What’s cool is that Lincecum has a lot of space to work with, as to what will actually be granted to him through this process. If he asks for way too much (like upwards of $24 million), then the Giants could get a huge discount (say $12 million) if the court sides with the Giants. However, if he asks for what is probably his worth (say $18 million), he’s probably leaving a couple million dollars on the table. So it’s an interesting game theory model in which both sides must also think about what the other will do in certain situations, the interdependency of choice. What’s best for both sides is coordination, yet the uncertainty of what the other will do causes conflict and may result in giving Lincecum either more or less of his true worth.

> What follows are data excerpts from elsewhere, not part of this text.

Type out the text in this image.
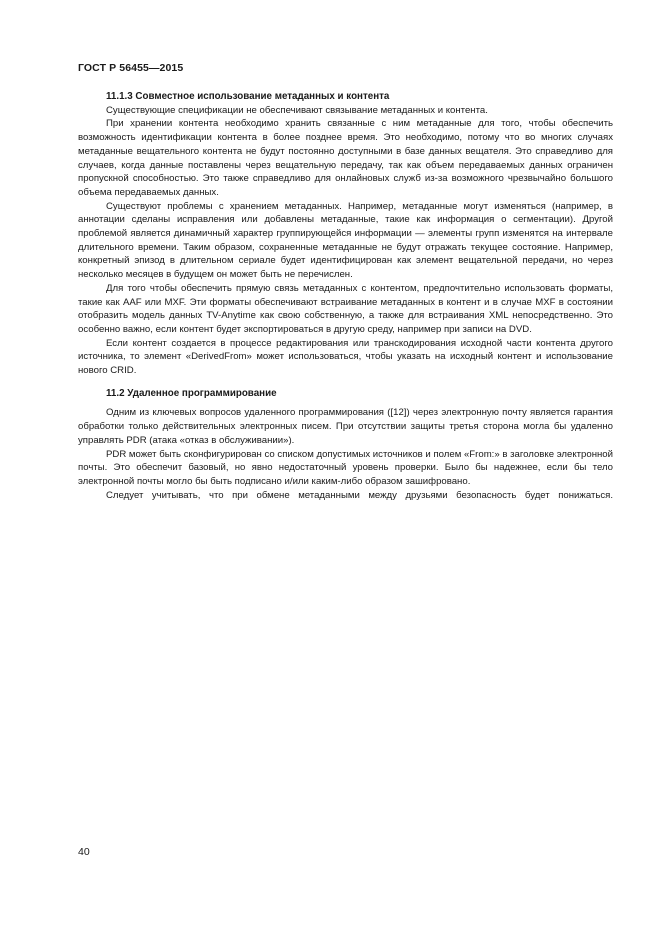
ГОСТ Р 56455—2015
11.1.3 Совместное использование метаданных и контента

Существующие спецификации не обеспечивают связывание метаданных и контента.

При хранении контента необходимо хранить связанные с ним метаданные для того, чтобы обеспечить возможность идентификации контента в более позднее время. Это необходимо, потому что во многих случаях метаданные вещательного контента не будут постоянно доступными в базе данных вещателя. Это справедливо для случаев, когда данные поставлены через вещательную передачу, так как объем передаваемых данных ограничен пропускной способностью. Это также справедливо для онлайновых служб из-за возможного чрезвычайно большого объема передаваемых данных.

Существуют проблемы с хранением метаданных. Например, метаданные могут изменяться (например, в аннотации сделаны исправления или добавлены метаданные, такие как информация о сегментации). Другой проблемой является динамичный характер группирующейся информации — элементы групп изменятся на интервале длительного времени. Таким образом, сохраненные метаданные не будут отражать текущее состояние. Например, конкретный эпизод в длительном сериале будет идентифицирован как элемент вещательной передачи, но через несколько месяцев в будущем он может быть не перечислен.

Для того чтобы обеспечить прямую связь метаданных с контентом, предпочтительно использовать форматы, такие как AAF или MXF. Эти форматы обеспечивают встраивание метаданных в контент и в случае MXF в состоянии отобразить модель данных TV-Anytime как свою собственную, а также для встраивания XML непосредственно. Это особенно важно, если контент будет экспортироваться в другую среду, например при записи на DVD.

Если контент создается в процессе редактирования или транскодирования исходной части контента другого источника, то элемент «DerivedFrom» может использоваться, чтобы указать на исходный контент и использование нового CRID.

11.2 Удаленное программирование

Одним из ключевых вопросов удаленного программирования ([12]) через электронную почту является гарантия обработки только действительных электронных писем. При отсутствии защиты третья сторона могла бы удаленно управлять PDR (атака «отказ в обслуживании»).

PDR может быть сконфигурирован со списком допустимых источников и полем «From:» в заголовке электронной почты. Это обеспечит базовый, но явно недостаточный уровень проверки. Было бы надежнее, если бы тело электронной почты могло бы быть подписано и/или каким-либо образом зашифровано.

Следует учитывать, что при обмене метаданными между друзьями безопасность будет понижаться.

40
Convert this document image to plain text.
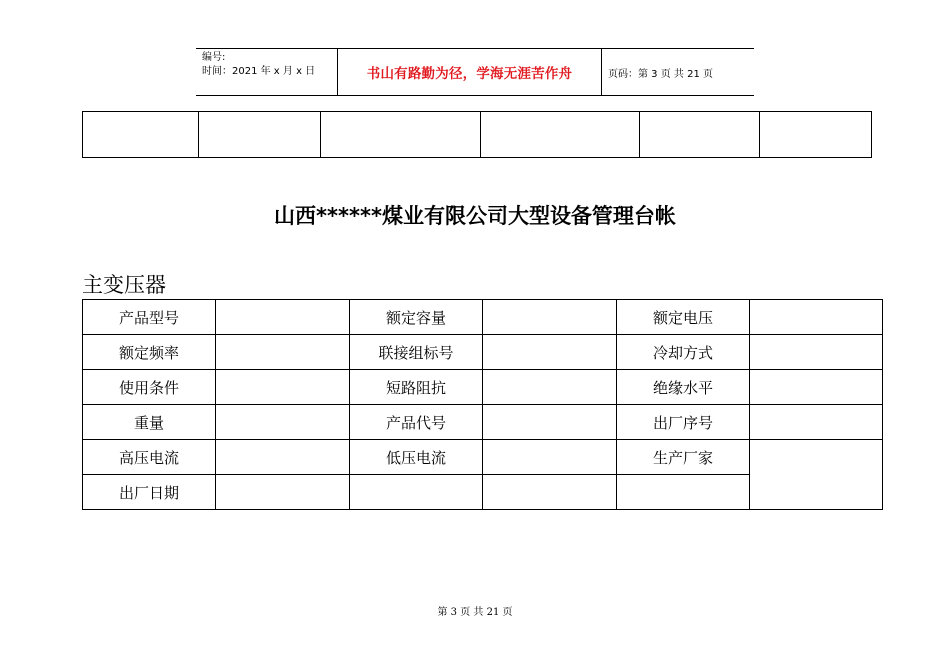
编号:
时间：2021 年 x 月 x 日	书山有路勤为径，学海无涯苦作舟	页码：第 3 页 共 21 页

山西******煤业有限公司大型设备管理台帐
主变压器
产品型号		额定容量		额定电压	
额定频率		联接组标号		冷却方式	
使用条件		短路阻抗		绝缘水平	
重量		产品代号		出厂序号	
高压电流		低压电流		生产厂家	
出厂日期					
第 3 页 共 21 页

Here’s a good summary of the figures, taken from an article in Baseball Prospectus yesterday:
I think Lincecum will win $18 million, hands down, but that’s a different question as to what he should offer. The arbitration panel picks the offer (the team’s or the player’s) that they believe to be most correct. If the Giants propose $12 million and Lincecum goes $18, Lincecum wins. But, he also could win if he goes as high as $24! To suggest $18 million would be to leave possibly $6 million on the table. Now, I don’t think the Giants will go that low—they will go under $18 though—so, I wouldn’t recommend $24 million, but I think Lincecum will ask for more than $18. How much more has to do with factors that I know nothing about. Have the parties discussed figures for a long-run contract? I suspect they both know something about what the other party might offer.
It’s the same exact negotiations any business goes through in evaluating promotions and raises. What’s more important, the number of years serviced to the firm, or how much the employee has increased revenue in the past, even if it has only been one or two years.